We are already in a situation where activists from one of the capital’s poorest boroughs are forced to launch a manifesto calling on the government to end summer holiday hunger. In this context, witnessing arguments where government ministers promise that we won’t have food shortages achieves the not inconsiderable status of absurdity, even in a time when absurdity has become our new national sport. In this time of absurdity it needs to be said, we already have food shortages, across the country in poor, disadvantaged, marginalised communities.
Debates on food insecurity depend largely on mobilising an endearingly quaint notion of an imaginary government whose role is to provide for and support all members of society. This position is difficult to maintain when the UK government has been accused of presiding over “significant and growing” hunger in a report by the Environmental Audit Committee, of being “silent” on food insecurity, and in very real need of appointing a “minister for hunger”. The UK government is the biggest driving force behind class-based food shortages and has been for many years.

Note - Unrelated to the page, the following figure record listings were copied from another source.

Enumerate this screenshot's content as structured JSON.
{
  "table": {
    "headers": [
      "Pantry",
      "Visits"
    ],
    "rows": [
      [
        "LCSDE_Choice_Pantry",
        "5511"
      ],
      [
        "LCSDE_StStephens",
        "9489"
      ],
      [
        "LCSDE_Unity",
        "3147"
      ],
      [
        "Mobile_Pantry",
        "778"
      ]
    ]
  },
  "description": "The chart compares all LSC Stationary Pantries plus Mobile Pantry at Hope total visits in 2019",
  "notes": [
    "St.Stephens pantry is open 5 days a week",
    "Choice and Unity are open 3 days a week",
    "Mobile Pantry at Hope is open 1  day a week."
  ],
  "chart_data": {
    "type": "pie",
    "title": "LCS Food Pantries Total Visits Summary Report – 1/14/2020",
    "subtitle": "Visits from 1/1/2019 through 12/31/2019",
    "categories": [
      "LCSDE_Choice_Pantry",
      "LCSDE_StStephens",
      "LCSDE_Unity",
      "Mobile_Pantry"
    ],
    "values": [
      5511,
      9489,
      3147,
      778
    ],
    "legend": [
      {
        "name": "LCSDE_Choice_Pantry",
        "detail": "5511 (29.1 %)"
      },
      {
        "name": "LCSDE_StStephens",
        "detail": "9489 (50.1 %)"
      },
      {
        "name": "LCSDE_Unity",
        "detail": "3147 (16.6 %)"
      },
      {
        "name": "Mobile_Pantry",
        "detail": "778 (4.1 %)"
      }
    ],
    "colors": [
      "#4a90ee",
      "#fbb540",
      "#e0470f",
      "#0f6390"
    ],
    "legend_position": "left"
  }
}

The causes of hunger and how to end it are not a mystery. The income of less well-off families has been hit by higher housing costs and severe real-terms cuts in benefits and have been for a very long time. Two-thirds of child poverty now occurs in working families. If we are to have a conversation about food insecurity, let’s have a conversation about the implications and consequences of food insecurity for everybody. As I sit at home fashioning my harpoon gun and sketching a floor plan of my friend’s flat, it appears that the class-blindness of mainstream Brexit debate means that, three years down the line, there is still an inability to effectively lift the lid on the galling inequality that ravages the UK.